I huff, my hands dropping on my thighs, my shoulders slouching. “I hate this bullshit, Nonna.”

She lifts my chin with her wrinkled fingers. “It’s always been our way. If you would have been a boy, you would have been a ruler, but you were born a girl. A fierce girl with the spirit of a hundred warriors. You will be a queen, and queens need to learn to make themselves loved, coveted. To be underestimated is a blessing, my dear. It makes it easier to conquer, to make everyone bow at your feet. You can be a trailblazer if you do this right.” She pats my hand. “Your father respects the man who is now the ruler of our family. That means he is even more ruthless than your father.”

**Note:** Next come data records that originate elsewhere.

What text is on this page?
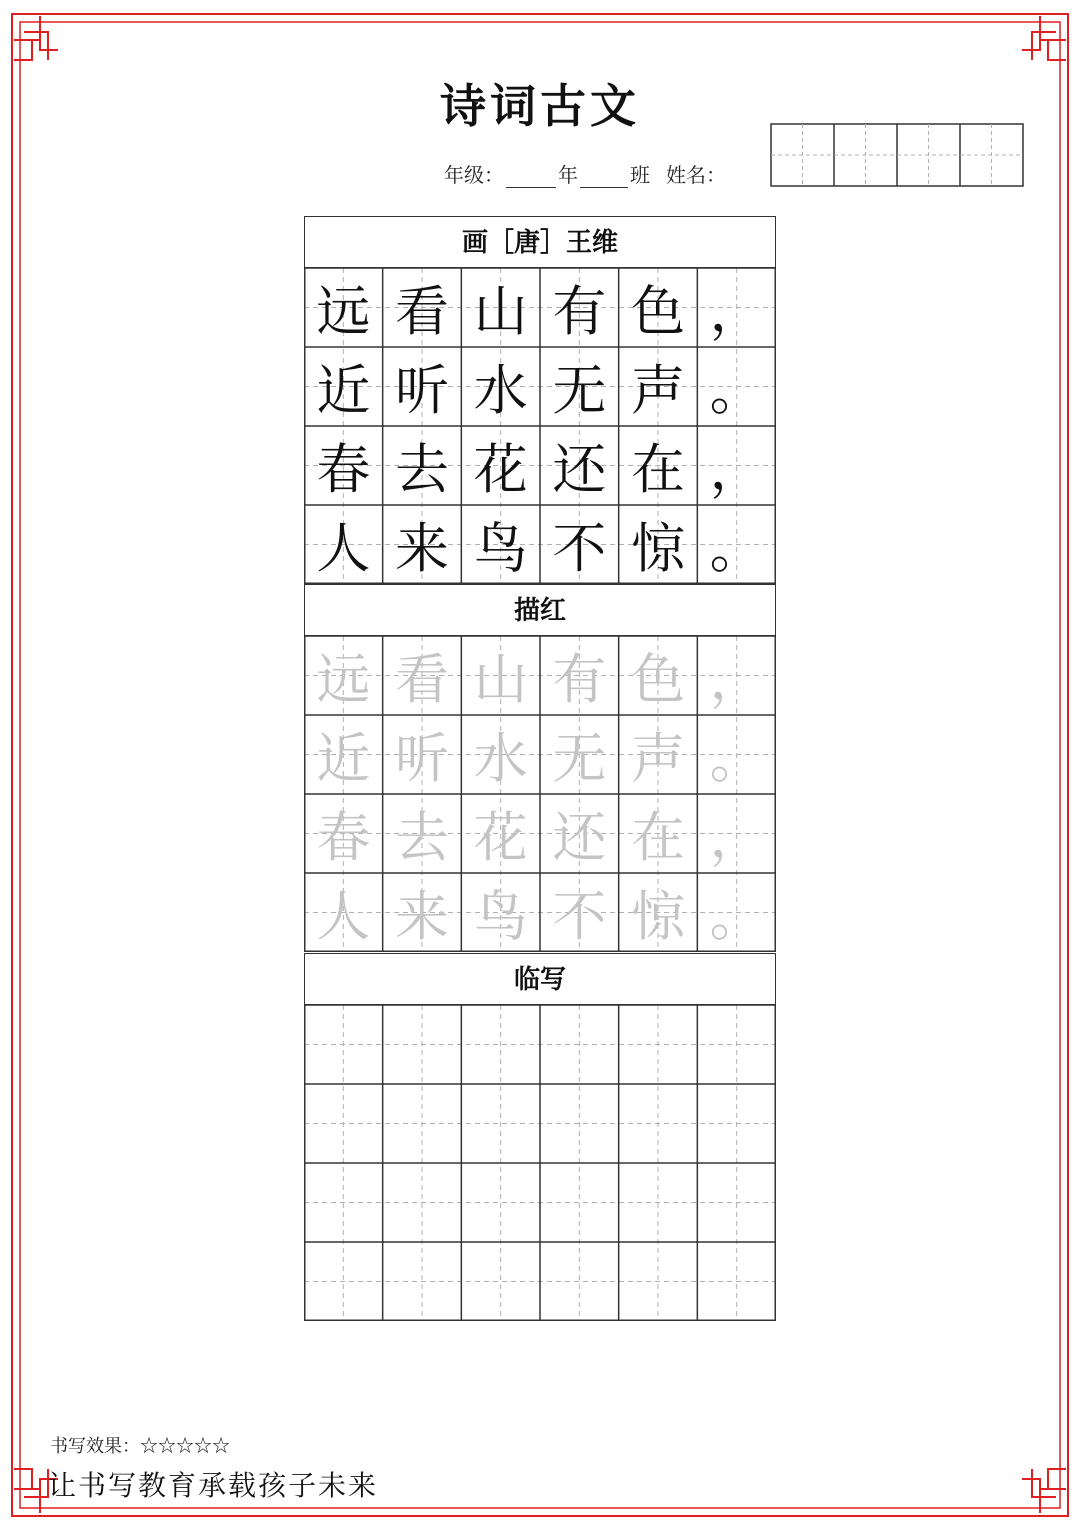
诗词古文
年级：	年	班 姓名：
画［唐］王维
远 看 山 有 色 ，
近 听 水 无 声 。
春 去 花 还 在 ，
人 来 鸟 不 惊 。
描红
远 看 山 有 色 ，
近 听 水 无 声 。
春 去 花 还 在 ，
人 来 鸟 不 惊 。
临写
书写效果：☆☆☆☆☆
让书写教育承载孩子未来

I ball my hands into fists. Cato can shove his ruthlessness somewhere else. He will never have me; I will never bow to him. That man is nothing to me but my ticket out of my father’s clutches. If he thinks me wanting my freedom is a game, then he should get ready, because I will do anything to win.

“And now, put a dress on, a smile on your face, and beat him and everyone else, who think you are powerless, at their own game.”

“I just want to be free, Nonna.”

“Freedom is an illusion, my dear. Go for something better, power—that’s at least tangible.”

My head drops. I wish I were the girl my nonna sees in me, but all I want is to escape this world and live a life of my choosing.

“If I can’t be myself, I don’t want to be anyone else.”

She palms my cheek. “You’ll see, in time.”

With that, she leaves me while I walk into the walk-in closet.

My first instinct is to destroy all the new dresses, but instead, I drop to my knees and hug the tulle material.

I will be a queen, the queen of my own destiny. That’s what I want. Inhaling a fortifying breath, I change into a cute red dress, ignoring the fact that it’s Cato’s favorite color, and head downstairs for dinner.

At the dining table, my mom smiles, Viviana gives me a thumbs up, and my father offers a jerk of his chin. Compromise, right?

I force myself not to claw at my skin, biting my tongue into submission.

“Red is your color.”

“Thank you, sis.”

“Maybe tomorrow you can try that green ruffle one?” My mother clasps her hands together in excitement.

“Mmhmm, Mama.”

My father furrows his brow at me. “You might not like how things are, but this isFamiglia, Chiara. I’m glad you finally understand.”

I breathe through my nose and nod. Freedom of choice is inconsequential when I have to bow to a tradition I didn’t choose, when my only fault was being born into this world.

My parents exchange a surprised look, while my sister squeezes my hand under the table. I can be pleasant; I can play the game. I choose to bide my time; it’s the only smart choice.

After dinner, I excuse myself, too afraid I’ll crack under the pretense.